Память их, не обремененная учением и познаниями, очень исправна: они по преданиям, рассказывают во время игрищ, давние деяния своих соотечественников. Надобно им однажды что-нибудь услышать, или увидеть какое либо место, что бы никогда не забыть того. в губе, где Коняг проезжал, он знает уже все каменья, и на него можно положиться как на самого исправного лоцмана.

Употребляя всегда и на все со вниманием чувства свои, они довели их до совершенства непонятного Европейцам. Они ездят по морю с такою же верностью, как по сухому пути: мне случалось несколько раз переезжать через довольно широкие проливы, в бурное и туманное или снежное время, и находить прямо селение, в котором быть намеревались. Многие из них предузнают в точности хорошую и бурную погоду. Кто собирается на промысел по далее в море, тот встав до восхождения солнца, садится на шалаш свой, или на пригорок и смотра на то, как сие светило поднимается на горизонт, решается ехать или нет. Сие у них до того взошло в привычку, или лучше сказать образ жизни столько их к тому понуждает, что редко хорошее утро проходит без того, что бы дикие не встретили восходящего солнца с полным на него вниманием, как будто для усовершенствования опытов своих, в рассуждении предвозвещаемой тем погоды. Иные могли бы подумать, что некое верование тому причиною, но я точно уверен в противном.

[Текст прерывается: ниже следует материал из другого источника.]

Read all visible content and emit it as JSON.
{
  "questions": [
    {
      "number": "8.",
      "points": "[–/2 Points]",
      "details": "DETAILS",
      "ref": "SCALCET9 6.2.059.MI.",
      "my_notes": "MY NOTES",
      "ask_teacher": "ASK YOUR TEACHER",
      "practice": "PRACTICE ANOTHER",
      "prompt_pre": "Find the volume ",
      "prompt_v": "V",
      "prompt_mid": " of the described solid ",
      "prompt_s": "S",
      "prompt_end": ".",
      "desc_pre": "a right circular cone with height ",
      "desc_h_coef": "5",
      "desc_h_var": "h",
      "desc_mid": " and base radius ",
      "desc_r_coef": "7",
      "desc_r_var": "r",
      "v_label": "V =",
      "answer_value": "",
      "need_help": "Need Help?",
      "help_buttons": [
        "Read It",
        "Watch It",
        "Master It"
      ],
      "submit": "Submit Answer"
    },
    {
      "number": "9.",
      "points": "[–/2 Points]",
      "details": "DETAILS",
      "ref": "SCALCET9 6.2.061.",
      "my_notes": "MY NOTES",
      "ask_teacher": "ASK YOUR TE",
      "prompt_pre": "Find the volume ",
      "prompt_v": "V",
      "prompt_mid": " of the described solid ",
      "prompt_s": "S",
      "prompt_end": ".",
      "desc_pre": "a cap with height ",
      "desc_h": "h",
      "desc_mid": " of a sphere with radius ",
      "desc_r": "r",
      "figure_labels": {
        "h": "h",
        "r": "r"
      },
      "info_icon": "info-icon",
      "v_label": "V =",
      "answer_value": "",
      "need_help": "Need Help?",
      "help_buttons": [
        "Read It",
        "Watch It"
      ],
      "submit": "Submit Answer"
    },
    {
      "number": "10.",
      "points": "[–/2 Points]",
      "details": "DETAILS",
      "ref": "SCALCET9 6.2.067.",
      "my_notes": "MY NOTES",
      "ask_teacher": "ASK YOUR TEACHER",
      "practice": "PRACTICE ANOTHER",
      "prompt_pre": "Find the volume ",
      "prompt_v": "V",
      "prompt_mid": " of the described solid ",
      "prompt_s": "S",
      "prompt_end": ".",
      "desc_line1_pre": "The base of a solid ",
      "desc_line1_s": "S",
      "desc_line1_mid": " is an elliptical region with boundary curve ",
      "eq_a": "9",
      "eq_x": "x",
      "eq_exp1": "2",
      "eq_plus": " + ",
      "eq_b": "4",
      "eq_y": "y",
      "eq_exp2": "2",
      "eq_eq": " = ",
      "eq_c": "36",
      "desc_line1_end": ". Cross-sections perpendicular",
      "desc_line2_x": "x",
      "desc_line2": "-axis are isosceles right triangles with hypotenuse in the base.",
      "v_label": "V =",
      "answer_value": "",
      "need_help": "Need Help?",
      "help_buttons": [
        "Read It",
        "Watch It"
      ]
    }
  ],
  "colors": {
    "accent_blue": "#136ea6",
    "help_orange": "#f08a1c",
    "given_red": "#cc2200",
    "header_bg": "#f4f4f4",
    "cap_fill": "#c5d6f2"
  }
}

Таковые качества Коняг совершенно достойным похвалы; но к сожалению, в сравнение с ними должен я теперь поставит другие, узнав кои, едва ли кто прельстится состоянием дикого человека. Неблагодарность, непримиримое мщение к неприятелям, жестокость с каковою с ними обходятся, непривязанность к родным и равнодушие к несчастьям самых ближних, составляют также нрав их. Островитяне весьма притворны и лукавы: никогда не увидишь Конягу в бешенстве; он умеет скрыть сильнейшую даже ненависть, и всякое мщение располагает спокойным духом. Если они приезжают в селение с Русским, разумеющим язык их, то вошед в шалаш на первое сказывают, что Русский сей добрый человек, и знает их язык, дабы тем предостеречь других говорить при нем излишнее. Ему показывают всякие услуги, даже выносят его из байдарки, входя в воду, но верно не удастся ничего от них выведать, и самые услуги их есть не иное что, как действие слабости и страха, без которых конечно превратились бы оные в злоумышление и лютость. Несколько лет назад, когда партия Коняг возвращалась из Сигаки, четыре байдарки уехали наперед и устав от многой гребли, расположились отдыхать на островке, близ новой гавани. Через три иди четыре дни, нашли всех сих людей убитыми, не известно кем; a думают, что другие Островитяне, питающие вражду к ним, нашли их нечаянно сонными, и не оставили случая исполнить мщение свое.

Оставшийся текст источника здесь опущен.